How do you invest in nature?

Fiachra structured Forever Wild to tackle the complex problem of how to protect the world’s remaining wilderness landscapes by creating a model that ensures equity for nature and people, linking natural and social capital with the economic system in a truly sustainable way. 

“We’ve got to shift peoples thinking that there are returns to be made by protecting nature in perpetuity, both financial tangible economic returns as well as the intangible returns for all of our future investments,” Fiachra said. 

“If we cannot manage our planet’s climate and biodiversity then our risk adjusted models will all be out of date.” 

Currently, the costs of not protecting nature — climate events, for example — are not factored into investors’ risk models. But by not investing in nature, we are indirectly impacting the integrity of any other investment. 

The problem, he explained, is that “People can’t see nature as an asset class, and it’s partly because we don’t have a definable class like we do for carbon. But there are still several ways to do it.” 

How can we protect the integrity of the ecological function of nature for generations to come without just continuously selling and trading it?

Forever Wild is developing models around this, structuring a “unit of nature”. 

While valuing biodiversity is extremely difficult and complex, Forever Wild has created “a unitised structure of effort to lead to a given outcome. We can value the management effort to produce an outcome for biodiversity.” 

“We value the management effort, and we can unitise that. So we assess management effort for threatened species or for an entire ecosystem. We can cost how much it will be to get from point A to point B, or even just to protect it in its current state. 

“That can be unitised and sold as a product, can be sold as an actual unit itself, or we can staple it to a property, to the management of a property, and can onsell it. 

“It is a way to use the system; to bring nature in as a valuable asset. The goal is to simultaneously protect and leverage the vast natural capital of the Earth’s last remaining wildernesses.” 

Investment opportunity

The initiative comprises a core charity linked to profit-for-purpose companies. These companies are the investable vehicles for asset acquisition and co-designed business activities.

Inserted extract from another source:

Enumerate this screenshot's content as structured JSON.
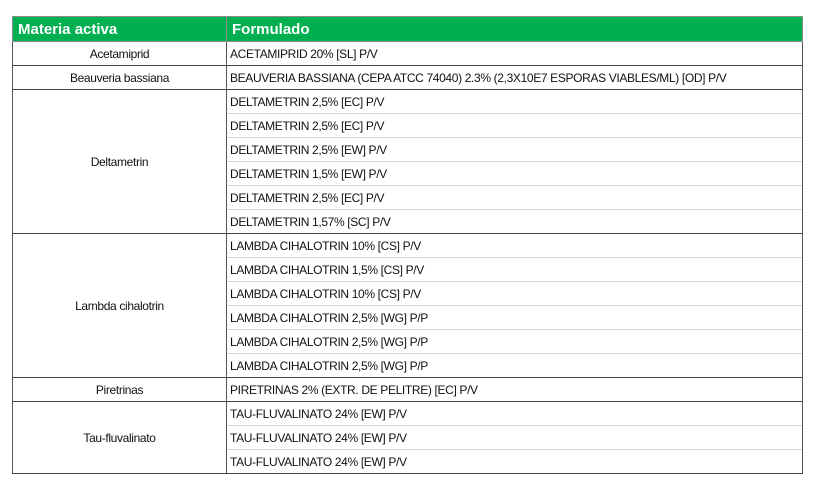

Forever Wild is seeking two things from investors — investment in the current opportunity, as summarised below, as well as longer term investment into the Forever Wild initiative and the profit-for-purpose vehicles that it creates. 

The Forever Wild initiative currently has three large-scale properties (225,000 hectares) in Queensland and Western Australia with three primary business lines — carbon, biodiversity and sustainable agriculture. 

Its goal is to have 20,000 square kilometres, or 2 million hectares, under management in Australia by 2023, plus 5,000 square kilometres (500,000 hectares) under management internationally (Africa and South America).

Forever Wild is now looking to scale the business model with the acquisition of a pastoral station in the Western Deserts, with subsequent properties in Queensland and WA in the pipeline.

Pastoral Station 

Forever Wild is currently seeking to raise A$3 million as part of its Western Deserts Program. The funding will support large pastoral station in Western Australia, where it will operate three main business lines: 

1. Carbon: An existing, unconditional Carbon Project registered with the Emissions Reduction Fund (ERF) and has an eEstimated 260,000 ACCUs remaining. 

2. Biodiversity: Additional monetizable 260,000+ biodiversity units via an existing agreement with a biodiversity trading company. 

3. Sustainable Agriculture/Cattle: Cattle herd including breeding Santa Gertrudis, with grazing rights over an additional 225,000ha (560,000 acres) on adjoining stations, including the highly productive Salt Bush land types.  The station’s Heritage Homestead also has strong tourism potential.